Business & Finance Credit

Cancelling Personal Debt

    Form 1099-C

    • When a lender cancels a personal debt, that lender will send you and the IRS a Form 1099-C. The amount it reports on the form is the total debt it has canceled for you during the tax year. When a lender decides to cancel a debt you owe, regardless of the reason, it has an obligation to notify you of your potential tax liability in the same way an employer must notify you of your taxable earnings on a W-2 each year. Even if you receive this form, you should still evaluate whether the canceled debt is taxable. The opposite is also true; you may still have a taxable cancellation of debt, but never receive a 1099-C.

    Interest

    • For those canceled debts that are taxable, you may need to pay additional tax on the interest the creditor no longer requires you to pay. You can generally make this determination by evaluating whether the interest is ordinarily deductible when you pay it. If the answer is no, then you must include the interest in taxable income. For example, if the lender for your home equity loan cancels your debt as well as some of the interest payments that are in arrears, you don't have to include the interest in your taxable income because this type of interest would be deductible on your tax return. But if the canceled debt relates to your credit card, you must include that interest since in most cases, the interest is not deductible. Your credit card company should be able to tell which portion of your canceled debt represents past-due interest.

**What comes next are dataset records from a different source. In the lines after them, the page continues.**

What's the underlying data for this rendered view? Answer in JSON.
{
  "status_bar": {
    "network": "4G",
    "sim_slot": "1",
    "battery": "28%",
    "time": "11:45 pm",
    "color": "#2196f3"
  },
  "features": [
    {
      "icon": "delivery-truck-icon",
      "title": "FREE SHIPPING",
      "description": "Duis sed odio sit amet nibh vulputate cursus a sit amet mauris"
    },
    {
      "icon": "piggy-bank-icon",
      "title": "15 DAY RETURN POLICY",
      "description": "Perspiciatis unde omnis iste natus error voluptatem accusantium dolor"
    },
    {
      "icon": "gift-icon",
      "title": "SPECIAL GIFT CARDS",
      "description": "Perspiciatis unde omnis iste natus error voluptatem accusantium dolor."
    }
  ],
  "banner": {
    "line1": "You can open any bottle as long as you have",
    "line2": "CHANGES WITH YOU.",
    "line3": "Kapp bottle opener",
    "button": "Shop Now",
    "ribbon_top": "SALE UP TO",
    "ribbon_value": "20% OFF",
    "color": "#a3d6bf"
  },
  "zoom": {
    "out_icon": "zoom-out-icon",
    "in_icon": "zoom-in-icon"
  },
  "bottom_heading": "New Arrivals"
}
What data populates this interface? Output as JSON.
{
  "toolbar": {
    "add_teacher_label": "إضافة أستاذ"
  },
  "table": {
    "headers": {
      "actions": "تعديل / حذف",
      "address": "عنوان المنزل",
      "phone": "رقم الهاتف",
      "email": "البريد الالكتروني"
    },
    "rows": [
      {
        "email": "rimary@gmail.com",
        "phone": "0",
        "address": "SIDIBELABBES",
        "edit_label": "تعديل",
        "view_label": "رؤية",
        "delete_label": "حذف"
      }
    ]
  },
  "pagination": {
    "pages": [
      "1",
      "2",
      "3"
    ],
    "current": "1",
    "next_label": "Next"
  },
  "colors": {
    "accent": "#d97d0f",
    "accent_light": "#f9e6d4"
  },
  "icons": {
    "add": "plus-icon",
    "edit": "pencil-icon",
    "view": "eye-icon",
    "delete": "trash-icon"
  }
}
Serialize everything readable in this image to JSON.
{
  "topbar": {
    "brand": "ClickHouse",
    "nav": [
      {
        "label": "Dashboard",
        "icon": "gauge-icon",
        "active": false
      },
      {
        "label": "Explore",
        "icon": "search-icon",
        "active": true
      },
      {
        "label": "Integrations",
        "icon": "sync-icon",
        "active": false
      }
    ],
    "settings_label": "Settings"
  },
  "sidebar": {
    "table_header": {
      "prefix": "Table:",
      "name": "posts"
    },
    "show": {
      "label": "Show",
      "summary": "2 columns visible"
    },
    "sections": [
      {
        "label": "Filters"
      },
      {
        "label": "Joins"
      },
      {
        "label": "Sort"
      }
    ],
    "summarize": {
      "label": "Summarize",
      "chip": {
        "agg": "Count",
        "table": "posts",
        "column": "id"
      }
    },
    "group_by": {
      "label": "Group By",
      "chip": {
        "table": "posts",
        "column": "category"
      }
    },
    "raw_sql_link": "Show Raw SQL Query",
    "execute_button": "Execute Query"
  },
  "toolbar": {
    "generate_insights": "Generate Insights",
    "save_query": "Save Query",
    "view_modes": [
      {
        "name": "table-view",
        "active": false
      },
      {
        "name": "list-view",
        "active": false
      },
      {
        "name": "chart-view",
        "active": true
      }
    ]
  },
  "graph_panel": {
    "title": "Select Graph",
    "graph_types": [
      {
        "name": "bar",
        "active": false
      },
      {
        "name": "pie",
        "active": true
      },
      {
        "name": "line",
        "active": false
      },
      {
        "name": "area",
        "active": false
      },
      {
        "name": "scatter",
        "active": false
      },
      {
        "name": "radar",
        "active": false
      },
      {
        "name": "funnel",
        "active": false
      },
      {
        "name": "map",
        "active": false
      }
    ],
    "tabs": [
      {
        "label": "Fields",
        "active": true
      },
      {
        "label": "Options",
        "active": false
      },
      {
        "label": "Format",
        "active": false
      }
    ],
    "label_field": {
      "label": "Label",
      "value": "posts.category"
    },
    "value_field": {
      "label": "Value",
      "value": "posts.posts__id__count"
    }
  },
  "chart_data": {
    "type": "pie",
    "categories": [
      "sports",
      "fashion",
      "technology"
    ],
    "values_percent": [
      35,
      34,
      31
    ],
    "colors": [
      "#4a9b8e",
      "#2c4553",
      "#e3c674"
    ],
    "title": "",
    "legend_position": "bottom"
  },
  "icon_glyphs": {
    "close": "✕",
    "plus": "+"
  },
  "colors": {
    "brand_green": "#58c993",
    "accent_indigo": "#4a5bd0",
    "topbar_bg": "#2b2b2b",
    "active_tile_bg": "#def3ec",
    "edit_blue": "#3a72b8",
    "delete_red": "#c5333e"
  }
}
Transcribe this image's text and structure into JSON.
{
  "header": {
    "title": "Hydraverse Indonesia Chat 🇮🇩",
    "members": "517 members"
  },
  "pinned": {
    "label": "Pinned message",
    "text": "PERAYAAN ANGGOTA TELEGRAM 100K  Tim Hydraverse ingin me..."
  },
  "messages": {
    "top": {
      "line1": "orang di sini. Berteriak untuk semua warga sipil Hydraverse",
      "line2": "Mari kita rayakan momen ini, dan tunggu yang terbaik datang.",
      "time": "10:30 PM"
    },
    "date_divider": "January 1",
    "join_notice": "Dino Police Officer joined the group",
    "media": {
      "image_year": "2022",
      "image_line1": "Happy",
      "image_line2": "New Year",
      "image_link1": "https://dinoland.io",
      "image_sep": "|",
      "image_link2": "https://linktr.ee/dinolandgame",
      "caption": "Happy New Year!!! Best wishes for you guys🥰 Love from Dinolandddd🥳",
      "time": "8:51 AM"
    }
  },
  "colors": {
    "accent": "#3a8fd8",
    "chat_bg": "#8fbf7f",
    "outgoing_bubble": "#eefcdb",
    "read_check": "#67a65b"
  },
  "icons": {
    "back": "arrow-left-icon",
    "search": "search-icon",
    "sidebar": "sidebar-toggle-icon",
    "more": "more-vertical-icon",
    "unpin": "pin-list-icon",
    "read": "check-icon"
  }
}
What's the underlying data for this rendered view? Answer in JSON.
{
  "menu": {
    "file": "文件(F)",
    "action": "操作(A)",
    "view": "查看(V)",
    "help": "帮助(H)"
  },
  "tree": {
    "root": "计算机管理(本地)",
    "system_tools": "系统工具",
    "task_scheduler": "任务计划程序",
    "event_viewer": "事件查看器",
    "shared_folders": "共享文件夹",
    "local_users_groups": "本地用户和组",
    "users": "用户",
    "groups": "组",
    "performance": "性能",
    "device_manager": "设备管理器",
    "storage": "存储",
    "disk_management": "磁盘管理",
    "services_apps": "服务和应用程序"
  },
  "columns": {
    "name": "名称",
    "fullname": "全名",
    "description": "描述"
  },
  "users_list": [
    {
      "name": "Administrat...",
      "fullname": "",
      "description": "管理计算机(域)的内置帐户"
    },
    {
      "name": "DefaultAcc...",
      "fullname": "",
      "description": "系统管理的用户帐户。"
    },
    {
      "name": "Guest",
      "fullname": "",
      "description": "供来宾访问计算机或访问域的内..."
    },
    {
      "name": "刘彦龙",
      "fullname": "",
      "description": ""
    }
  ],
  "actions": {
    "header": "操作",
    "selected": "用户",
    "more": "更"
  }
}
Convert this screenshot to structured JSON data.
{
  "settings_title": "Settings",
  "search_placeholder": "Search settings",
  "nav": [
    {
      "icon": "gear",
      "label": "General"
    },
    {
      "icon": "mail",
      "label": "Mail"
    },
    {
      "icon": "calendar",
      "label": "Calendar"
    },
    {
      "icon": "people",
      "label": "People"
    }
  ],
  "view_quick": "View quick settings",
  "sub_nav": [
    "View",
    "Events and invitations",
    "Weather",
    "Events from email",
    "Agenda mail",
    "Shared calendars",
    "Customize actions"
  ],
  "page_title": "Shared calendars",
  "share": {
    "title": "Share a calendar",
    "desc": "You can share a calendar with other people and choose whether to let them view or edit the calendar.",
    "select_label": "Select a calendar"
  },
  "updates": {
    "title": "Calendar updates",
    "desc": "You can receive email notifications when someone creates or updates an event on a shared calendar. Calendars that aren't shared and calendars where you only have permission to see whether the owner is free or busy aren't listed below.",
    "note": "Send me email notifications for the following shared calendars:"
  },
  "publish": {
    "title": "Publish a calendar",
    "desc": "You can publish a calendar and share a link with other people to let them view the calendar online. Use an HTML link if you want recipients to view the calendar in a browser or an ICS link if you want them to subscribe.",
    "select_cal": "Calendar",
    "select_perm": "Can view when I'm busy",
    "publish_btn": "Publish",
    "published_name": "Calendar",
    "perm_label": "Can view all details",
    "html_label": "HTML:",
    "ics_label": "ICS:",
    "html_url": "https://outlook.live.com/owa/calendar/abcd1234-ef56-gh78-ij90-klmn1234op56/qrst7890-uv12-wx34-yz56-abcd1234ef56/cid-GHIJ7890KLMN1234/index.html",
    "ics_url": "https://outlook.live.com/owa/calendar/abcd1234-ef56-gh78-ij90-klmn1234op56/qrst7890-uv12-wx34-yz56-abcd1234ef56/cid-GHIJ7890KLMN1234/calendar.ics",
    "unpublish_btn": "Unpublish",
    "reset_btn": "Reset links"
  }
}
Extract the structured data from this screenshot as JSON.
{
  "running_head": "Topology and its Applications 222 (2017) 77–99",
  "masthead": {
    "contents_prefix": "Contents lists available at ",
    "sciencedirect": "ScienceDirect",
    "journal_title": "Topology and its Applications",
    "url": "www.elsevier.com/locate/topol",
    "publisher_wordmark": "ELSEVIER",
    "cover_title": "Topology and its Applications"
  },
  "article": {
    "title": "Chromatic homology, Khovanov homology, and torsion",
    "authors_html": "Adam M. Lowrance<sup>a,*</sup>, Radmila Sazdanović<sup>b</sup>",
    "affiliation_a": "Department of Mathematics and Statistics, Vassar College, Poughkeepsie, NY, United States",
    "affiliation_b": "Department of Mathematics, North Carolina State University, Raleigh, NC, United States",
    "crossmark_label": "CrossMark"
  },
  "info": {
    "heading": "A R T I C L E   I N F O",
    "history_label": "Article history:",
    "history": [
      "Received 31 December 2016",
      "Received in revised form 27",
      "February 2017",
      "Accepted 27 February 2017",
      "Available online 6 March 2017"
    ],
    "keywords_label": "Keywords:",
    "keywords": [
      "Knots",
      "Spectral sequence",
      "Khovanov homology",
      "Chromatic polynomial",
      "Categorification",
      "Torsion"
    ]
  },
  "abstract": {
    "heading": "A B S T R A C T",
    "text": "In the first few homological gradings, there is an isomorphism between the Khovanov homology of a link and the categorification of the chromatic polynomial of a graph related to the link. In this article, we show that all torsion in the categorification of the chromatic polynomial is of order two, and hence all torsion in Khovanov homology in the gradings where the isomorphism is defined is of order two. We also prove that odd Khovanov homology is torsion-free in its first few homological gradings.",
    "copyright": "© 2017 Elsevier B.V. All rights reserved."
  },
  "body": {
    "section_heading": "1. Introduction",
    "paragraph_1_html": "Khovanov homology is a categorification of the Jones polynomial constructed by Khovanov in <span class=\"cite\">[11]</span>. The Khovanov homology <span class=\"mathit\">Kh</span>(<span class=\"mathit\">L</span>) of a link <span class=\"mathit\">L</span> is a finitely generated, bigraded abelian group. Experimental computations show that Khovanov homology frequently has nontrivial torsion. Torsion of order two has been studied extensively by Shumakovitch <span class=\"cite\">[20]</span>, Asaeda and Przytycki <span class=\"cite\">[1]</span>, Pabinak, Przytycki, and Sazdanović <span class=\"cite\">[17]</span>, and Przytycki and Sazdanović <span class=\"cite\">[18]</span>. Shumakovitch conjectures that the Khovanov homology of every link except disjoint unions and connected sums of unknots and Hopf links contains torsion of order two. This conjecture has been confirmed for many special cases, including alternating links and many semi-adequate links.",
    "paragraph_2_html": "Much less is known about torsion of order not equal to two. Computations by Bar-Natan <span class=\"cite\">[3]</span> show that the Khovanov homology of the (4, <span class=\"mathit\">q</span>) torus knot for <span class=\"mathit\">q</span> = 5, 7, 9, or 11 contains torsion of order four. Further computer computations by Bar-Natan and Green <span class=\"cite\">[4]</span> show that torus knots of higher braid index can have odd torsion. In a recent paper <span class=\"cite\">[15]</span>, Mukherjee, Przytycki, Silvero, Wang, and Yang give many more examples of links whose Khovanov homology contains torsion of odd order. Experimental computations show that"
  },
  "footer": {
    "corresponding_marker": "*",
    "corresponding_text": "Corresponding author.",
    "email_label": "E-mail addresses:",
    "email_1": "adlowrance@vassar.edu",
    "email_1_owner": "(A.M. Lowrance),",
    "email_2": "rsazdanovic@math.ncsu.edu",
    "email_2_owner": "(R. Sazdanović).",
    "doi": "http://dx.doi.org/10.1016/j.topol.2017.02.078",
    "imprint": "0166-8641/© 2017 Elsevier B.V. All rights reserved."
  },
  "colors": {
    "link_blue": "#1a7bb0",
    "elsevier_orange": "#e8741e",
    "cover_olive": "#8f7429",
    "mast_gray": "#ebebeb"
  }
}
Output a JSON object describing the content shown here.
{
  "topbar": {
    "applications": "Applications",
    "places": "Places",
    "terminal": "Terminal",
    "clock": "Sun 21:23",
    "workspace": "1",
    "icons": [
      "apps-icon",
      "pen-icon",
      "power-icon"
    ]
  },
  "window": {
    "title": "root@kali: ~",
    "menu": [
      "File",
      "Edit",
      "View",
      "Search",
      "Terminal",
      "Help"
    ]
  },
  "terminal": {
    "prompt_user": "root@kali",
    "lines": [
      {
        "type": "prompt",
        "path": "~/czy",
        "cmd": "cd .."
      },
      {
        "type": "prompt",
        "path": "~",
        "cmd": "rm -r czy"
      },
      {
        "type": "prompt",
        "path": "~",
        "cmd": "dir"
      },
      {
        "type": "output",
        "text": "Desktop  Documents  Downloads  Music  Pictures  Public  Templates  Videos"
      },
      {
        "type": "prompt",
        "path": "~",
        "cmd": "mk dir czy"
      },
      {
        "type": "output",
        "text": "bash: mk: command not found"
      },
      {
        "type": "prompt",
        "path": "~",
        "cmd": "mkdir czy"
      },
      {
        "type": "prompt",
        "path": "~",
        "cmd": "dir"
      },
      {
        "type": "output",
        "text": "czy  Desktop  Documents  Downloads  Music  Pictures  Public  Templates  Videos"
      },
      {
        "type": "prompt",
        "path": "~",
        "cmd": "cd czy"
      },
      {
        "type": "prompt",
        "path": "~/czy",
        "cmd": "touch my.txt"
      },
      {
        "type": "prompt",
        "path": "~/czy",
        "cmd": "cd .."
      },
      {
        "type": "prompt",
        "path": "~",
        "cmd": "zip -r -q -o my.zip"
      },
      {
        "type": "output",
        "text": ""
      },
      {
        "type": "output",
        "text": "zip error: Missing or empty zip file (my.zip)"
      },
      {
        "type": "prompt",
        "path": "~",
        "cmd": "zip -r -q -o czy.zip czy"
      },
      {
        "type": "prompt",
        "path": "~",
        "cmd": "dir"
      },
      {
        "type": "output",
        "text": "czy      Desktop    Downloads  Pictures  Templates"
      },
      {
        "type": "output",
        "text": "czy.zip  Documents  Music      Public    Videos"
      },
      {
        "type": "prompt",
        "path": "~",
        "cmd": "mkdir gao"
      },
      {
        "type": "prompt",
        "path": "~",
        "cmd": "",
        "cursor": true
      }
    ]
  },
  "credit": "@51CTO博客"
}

    Discounts and Modifications

    • Your lender may agree to reduce the amount you owe if you are having problems making payments or are significantly past due. If this occurs, you must include the amount of the reduction in your taxable income. This frequently occurs with credit card debt when you are able to negotiate a lower payoff amount. Suppose you owe $5,000 on your credit card, and the lender agrees to reduce it to $1,000 if you agree to make the lump-sum payment within seven days. If you agree, you must pay tax on the $4,000 reduction.

    Exceptions

    • In some cases, you will not have to include the cancellation in your taxable income. Common examples include a federal government employee who obtains a cancellation of some student loan debt or an instance in which the repayment of the actual debt would be tax deductible, such as when a sole proprietor pays business expenses on credit. If you file bankruptcy, it's likely that a portion of your debt will be canceled. This type of cancellation never will result in taxable income to you.